Druse beim Pferd

Veröffentlicht in Pferdefütterung, Pferdegesundheit

Hochansteckend und gefürchtet

Die Druse ist eine hochinfektiöse, bakterielle Erkrankung der oberen Atemwege beim Pferd, die durch das Bakterium Streptococcus equi hervorgerufene wird. Grundsätzlich können alle Tiere jeden Alters betroffen sein. Da die Ansteckung als Tröpfcheninfektion von Pferd zu Pferd erfolgt, tritt sie insbesondere bei hoher Besatzdichte im Stall, während der kühlen Jahreszeit und in Ställen mit häufigem Einstellerwechsel oder überdurchschnittlich hohen Kontaktraten zwischen den Pferden auf.

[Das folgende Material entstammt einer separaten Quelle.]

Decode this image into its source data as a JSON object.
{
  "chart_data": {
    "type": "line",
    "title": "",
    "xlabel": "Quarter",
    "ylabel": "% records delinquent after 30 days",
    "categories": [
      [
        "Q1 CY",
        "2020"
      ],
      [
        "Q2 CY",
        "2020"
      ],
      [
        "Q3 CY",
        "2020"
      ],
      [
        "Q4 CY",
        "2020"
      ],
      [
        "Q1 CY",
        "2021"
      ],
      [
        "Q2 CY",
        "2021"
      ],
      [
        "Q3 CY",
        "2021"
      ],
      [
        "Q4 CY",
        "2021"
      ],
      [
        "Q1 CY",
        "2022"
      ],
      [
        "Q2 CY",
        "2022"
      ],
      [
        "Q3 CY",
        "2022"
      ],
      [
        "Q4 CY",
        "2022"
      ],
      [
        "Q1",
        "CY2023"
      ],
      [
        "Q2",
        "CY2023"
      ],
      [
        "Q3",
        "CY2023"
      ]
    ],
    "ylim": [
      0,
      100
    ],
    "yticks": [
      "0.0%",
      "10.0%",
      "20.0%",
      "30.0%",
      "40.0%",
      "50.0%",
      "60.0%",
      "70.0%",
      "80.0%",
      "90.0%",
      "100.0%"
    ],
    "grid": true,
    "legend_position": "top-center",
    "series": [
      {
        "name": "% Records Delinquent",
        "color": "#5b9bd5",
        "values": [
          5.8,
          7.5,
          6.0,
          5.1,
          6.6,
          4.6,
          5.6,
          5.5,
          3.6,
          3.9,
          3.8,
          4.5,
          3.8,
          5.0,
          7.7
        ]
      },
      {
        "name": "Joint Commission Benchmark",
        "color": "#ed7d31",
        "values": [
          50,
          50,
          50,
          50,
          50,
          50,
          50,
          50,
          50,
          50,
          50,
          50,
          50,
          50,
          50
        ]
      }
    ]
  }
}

Aber auch der Mensch kann Überträger dieser Krankheit sein.

BuchtippNach einer durchschnittlichen Inkubationszeit von drei bis 14 Tagen sind häufig hohe Fieberschübe von bis zu 41 Grad Celsius zu beobachten. In der Folge schwellen die Lymphknoten am Kopf, in der Ohrspeicheldrüse und im Rachen stark an. Im schlimmsten Fall kann die Verengung des Rachenraumes lebensbedrohlich sein. Die Pferde haben starke Schluckbeschwerden und ein hohes Schmerzempfinden bei Berührung der betroffenen Stellen. Sie verweigern in diesem Stadium oft die Futteraufnahme, sind apathisch und weisen nicht selten eine gestreckte Halshaltung auf, um sich eine Linderung der Rachenschmerzen und Atemprobleme zu verschaffen.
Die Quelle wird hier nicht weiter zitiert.